Engineering fidelity echoes in Bose-Hubbard Hamiltonians
J.D. Bodyfelt, M. Hiller, T. Kottos

TL;DR
This paper investigates fidelity decay in Bose-Hubbard systems, revealing persistent echoes linked to energy landscape structures, and highlights the roles of classical effects and self-trapping phenomena across different perturbation regimes.
Contribution
It introduces an analysis of fidelity echoes in Bose-Hubbard models, combining quantum and classical perspectives, and employs an improved random matrix approach for description.
Findings
Echoes linked to non-universal energy landscape structures persist in quantum regimes.
Classical self-trapping phenomena influence echo efficiency at strong perturbations.
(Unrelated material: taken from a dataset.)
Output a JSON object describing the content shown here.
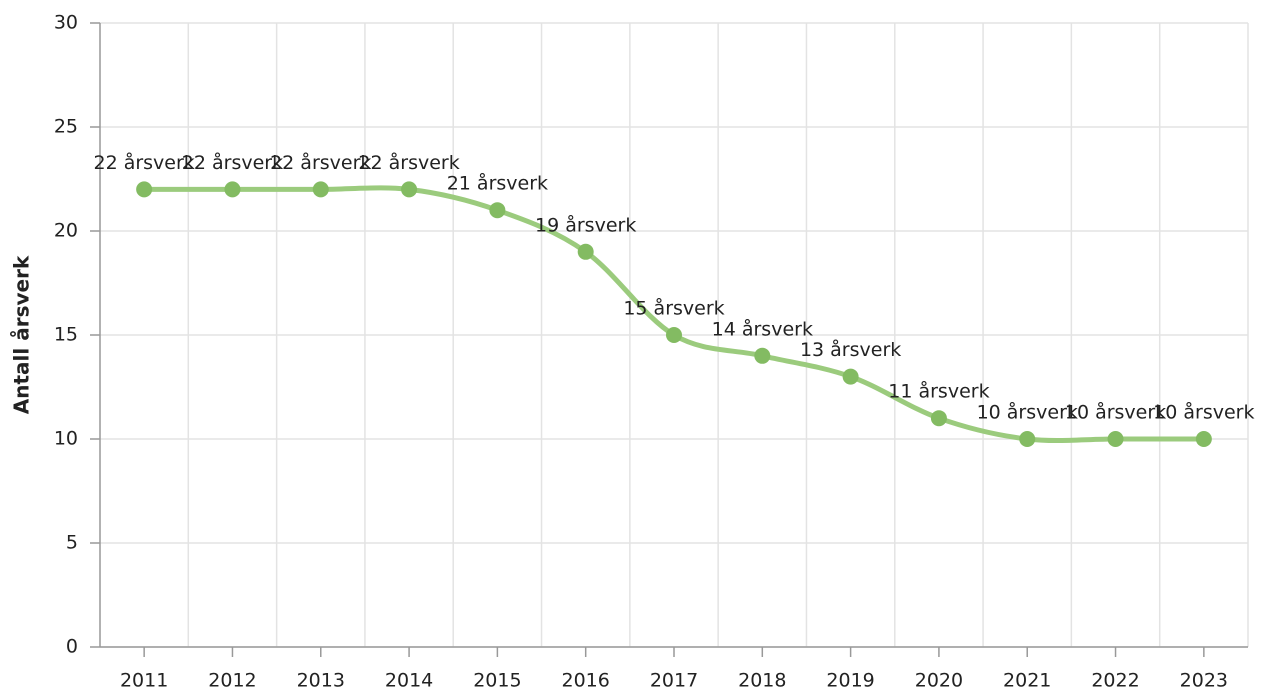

An improved random matrix model effectively describes fidelity decay behaviors.
Abstract
We analyze the fidelity decay for a system of interacting bosons described by a Bose-Hubbard Hamiltonian. We find echoes associated with "non-universal" structures that dominate the energy landscape of the perturbation operator. Despite their classical origin, these echoes persist deep into the quantum (perturbative) regime and can be described by an improved random matrix modeling. In the opposite limit of strong perturbations (and high enough energies), classical considerations reveal the importance of self-trapping phenomena in the echo efficiency.